JJ: No, that’s the serious one.

SH: Naturally.

JJ: The joke one would be a flock of bats on my thighs. So badass.

JA: I almost wore my flock of bats boxers today.

K: Are those your Halloween panties?

JA: Uhh, I prefer the term, “man-derwear”, or, “manties”. This interview is not about my underwear though.

SH: You never know what will breed a following.

K: That’s why I keep my dresses short.

JR: That and your twirling. Uh-oh, sorry. Can of worms.

SH: Twirling?

K: I used to be a baton-twirler. Not in the hippy way. In the fire-twirling way. Have you ever put Vaseline on your lips? That’s what kerosene tastes like when you fire-eat.

SH: You eat fire also?

Random stranger: You can’t swallow it though. When I was thirteen I got alcohol poisoning because m parents put the kerosene in the liquor cabinet and I drank from the wrong bottle thinking it was alcohol. I threw up blood for a day.

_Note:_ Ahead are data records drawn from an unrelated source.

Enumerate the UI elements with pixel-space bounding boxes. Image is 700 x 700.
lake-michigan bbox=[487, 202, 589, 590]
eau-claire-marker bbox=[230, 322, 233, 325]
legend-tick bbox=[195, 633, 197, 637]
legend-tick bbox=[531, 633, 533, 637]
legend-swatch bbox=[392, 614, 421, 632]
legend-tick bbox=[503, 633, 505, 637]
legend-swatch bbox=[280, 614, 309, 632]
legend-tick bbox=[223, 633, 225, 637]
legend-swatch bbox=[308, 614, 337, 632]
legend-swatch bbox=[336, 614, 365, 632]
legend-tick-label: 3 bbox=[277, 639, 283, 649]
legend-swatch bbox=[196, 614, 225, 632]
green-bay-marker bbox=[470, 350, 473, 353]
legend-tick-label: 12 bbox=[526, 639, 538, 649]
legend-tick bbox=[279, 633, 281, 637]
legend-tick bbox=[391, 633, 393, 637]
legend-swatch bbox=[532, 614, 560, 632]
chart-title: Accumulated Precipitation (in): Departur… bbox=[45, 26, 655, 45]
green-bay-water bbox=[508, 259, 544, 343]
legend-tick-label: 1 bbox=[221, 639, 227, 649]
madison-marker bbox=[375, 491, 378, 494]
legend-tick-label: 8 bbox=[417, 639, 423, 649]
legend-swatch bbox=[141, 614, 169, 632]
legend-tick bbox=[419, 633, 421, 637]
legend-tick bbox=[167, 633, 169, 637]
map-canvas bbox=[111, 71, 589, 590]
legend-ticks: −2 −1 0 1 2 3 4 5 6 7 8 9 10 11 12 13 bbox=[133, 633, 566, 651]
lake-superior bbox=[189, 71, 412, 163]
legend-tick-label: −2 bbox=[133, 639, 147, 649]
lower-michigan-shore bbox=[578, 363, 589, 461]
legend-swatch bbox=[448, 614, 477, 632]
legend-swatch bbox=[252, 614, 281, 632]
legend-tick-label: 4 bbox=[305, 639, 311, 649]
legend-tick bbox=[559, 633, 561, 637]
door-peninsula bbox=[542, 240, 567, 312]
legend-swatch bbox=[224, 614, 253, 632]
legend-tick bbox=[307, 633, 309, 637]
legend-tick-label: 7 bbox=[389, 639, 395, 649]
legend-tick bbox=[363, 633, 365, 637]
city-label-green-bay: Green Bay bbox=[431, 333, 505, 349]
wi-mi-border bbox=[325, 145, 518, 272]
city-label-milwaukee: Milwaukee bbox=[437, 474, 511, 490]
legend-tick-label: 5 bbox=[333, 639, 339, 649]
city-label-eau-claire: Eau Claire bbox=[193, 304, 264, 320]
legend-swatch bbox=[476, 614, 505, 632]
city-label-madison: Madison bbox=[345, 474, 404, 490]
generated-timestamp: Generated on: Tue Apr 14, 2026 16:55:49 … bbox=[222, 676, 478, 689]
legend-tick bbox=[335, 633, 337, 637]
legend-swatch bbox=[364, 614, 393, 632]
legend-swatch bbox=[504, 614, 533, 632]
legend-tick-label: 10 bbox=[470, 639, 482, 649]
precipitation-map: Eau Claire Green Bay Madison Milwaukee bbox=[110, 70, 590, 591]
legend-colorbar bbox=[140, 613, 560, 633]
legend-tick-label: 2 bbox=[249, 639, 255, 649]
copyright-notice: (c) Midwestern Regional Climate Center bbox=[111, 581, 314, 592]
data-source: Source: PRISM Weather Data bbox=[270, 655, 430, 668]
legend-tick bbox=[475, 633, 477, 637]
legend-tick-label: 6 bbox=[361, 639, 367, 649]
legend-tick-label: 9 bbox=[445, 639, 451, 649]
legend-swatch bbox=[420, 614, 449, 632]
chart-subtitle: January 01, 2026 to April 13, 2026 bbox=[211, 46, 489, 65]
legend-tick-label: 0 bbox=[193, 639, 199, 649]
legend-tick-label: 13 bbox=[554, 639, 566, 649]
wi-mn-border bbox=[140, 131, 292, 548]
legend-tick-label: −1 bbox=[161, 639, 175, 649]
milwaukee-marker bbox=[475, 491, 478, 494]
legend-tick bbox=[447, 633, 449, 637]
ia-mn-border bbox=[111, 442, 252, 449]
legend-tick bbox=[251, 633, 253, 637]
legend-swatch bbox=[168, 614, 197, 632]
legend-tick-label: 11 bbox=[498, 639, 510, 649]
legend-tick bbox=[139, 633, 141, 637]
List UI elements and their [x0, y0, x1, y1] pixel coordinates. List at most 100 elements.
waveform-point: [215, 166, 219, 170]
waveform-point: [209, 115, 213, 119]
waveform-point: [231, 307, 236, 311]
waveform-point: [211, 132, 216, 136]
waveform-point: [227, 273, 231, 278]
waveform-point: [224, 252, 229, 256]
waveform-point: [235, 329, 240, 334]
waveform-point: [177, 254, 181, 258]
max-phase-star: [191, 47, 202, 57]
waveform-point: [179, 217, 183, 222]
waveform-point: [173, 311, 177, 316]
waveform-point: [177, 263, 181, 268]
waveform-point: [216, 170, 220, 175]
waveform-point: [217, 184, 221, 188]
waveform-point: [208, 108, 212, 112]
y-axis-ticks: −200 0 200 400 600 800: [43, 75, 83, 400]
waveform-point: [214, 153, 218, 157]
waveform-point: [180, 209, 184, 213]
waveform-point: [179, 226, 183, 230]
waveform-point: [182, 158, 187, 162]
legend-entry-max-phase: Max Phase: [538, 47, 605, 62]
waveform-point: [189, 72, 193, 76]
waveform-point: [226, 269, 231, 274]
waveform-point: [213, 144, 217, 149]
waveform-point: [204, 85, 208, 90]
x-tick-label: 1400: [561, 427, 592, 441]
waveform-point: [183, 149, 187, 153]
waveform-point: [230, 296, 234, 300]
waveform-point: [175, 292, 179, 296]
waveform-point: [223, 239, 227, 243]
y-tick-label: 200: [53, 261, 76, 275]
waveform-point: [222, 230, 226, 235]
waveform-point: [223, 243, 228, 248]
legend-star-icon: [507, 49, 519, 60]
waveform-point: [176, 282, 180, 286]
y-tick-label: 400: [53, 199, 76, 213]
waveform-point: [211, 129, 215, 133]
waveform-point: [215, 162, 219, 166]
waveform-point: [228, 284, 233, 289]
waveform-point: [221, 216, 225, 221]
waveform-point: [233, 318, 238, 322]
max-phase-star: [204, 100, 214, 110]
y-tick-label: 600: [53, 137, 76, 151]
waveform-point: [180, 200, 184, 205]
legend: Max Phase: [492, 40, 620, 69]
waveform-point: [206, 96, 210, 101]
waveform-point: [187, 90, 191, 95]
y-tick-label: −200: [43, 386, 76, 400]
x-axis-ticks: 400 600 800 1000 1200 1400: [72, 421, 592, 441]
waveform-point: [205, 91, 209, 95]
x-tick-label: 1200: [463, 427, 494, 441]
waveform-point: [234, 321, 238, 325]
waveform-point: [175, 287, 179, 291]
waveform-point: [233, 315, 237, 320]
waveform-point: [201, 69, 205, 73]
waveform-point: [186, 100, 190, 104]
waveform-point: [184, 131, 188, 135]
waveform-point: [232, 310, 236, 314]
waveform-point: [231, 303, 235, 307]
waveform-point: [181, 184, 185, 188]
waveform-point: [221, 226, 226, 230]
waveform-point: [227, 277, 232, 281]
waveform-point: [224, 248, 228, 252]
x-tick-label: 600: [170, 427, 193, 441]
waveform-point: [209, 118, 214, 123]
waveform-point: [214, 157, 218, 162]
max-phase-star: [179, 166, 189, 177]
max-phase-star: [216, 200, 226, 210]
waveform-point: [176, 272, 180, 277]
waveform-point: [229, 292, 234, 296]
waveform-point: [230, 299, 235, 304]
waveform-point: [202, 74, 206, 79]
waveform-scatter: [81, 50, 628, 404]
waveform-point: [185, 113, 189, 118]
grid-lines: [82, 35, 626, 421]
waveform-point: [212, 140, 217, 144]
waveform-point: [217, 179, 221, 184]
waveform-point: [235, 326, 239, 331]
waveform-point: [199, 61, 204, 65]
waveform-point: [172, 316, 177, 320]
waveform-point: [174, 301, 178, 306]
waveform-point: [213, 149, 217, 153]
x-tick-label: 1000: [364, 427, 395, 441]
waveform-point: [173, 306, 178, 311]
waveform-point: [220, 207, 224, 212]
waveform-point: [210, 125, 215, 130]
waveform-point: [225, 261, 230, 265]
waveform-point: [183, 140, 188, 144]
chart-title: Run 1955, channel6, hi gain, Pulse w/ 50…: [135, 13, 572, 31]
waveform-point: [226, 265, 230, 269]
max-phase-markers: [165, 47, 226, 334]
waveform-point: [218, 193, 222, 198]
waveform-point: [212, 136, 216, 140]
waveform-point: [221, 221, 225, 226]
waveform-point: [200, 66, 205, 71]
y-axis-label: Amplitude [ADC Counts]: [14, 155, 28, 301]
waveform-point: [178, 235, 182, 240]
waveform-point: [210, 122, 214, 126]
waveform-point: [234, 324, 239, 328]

K: When I twirl fire and blow my nose the next day it’s all black. All the soot goes up my nose.

Random stranger: What you have to do is use Bacardi-151 because you can blow the same amount of fire.

SH: Any last comments?

K: This is Justin’s first show!

JJ: I joined last night. Just kidding. A couple months ago.

K: He photographs like a cherub.

The music that The Art of Shooting produces is composed. It’s not thrown against a wall to see what sticks. Although their music making process shows how their music evolves from a simple note or concept, because they have musical training they are able to nurture their sound and create something new. Pretty stellar in my opinion.